Wynik operacyjny był 126 mln zł lepszy niż w pierwszym półroczu 2009 r. Było to możliwe dzięki wzrostowi notowań ropy i poprawie dyferencjału czyli różnicy między notowaniami ropy Brent i Ural, która przede wszystkim wykorzystuje rafineria w Gdańsku w okresie kwiecień – czerwiec. Podczas gdy w tym samym czasie 2009 r. dyferencjał wynosił 0,67 dol. na baryłce, to w II kwartale 2010 r. – 1,32 dol. Poprawę opłacalności produkcji zapewnił także w tym okresie ponad 50 proc. wzrost marży rafineryjnej (do prawie 4 dol. na baryłce).
Decydujący wpływ na spadek wyniku Lotosu w drugim kwartale miało zadłużenie. Jak podał Lotos w raporcie, stan zobowiązań długoterminowych w ciągu I półrocza wzrósł o 1,15 mld zł, a główny powód to zwiększenie o 1,3 mld zł poziomu kredytów i pożyczek długoterminowych zaciągniętych na realizacje programu rozwoju 10+. W I półroczu zadłużenie walutowe z tytułu kredytów długoterminowych w Jednostce Dominującej wzrosło o 114,7 mln USD. Poziom zobowiązań długoterminowych w Grupie Kapitałowej wyniósł na koniec czerwca 6,8 mld zł.

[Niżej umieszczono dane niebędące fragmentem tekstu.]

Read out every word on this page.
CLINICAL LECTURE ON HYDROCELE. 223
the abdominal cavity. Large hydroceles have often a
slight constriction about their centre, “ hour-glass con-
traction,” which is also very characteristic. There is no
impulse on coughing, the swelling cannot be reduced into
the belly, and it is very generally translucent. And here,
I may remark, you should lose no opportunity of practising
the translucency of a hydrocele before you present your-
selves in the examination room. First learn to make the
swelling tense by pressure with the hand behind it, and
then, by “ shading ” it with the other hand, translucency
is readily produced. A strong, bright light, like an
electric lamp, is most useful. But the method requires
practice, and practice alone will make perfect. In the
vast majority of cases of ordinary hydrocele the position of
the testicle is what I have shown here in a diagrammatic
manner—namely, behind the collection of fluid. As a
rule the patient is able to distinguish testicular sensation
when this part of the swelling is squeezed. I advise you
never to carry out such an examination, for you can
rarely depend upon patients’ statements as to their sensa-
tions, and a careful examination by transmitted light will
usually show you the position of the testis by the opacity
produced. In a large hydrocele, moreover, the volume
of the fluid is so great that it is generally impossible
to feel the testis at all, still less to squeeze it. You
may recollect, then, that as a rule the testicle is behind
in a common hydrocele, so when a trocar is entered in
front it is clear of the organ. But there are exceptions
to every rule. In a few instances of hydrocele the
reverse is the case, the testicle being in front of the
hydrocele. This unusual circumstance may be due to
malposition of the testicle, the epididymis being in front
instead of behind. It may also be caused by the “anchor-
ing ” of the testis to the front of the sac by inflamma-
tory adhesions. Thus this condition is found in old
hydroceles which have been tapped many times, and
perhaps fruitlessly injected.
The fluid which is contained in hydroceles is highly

Natomiast stan zobowiązań krótkoterminowych wyniósł na koniec czerwca ponad 4 mld zł, co oznacza wzrost o 1,3 mld zł, głównie ze względu na wyższe o 896,8 mln zł zobowiązania z tytułu dostaw i usług. To z kolei efekt wyższego o 77,4 proc. wolumenu zakupionej w czerwcu ropy a co za tym idzie i wyższych kosztów.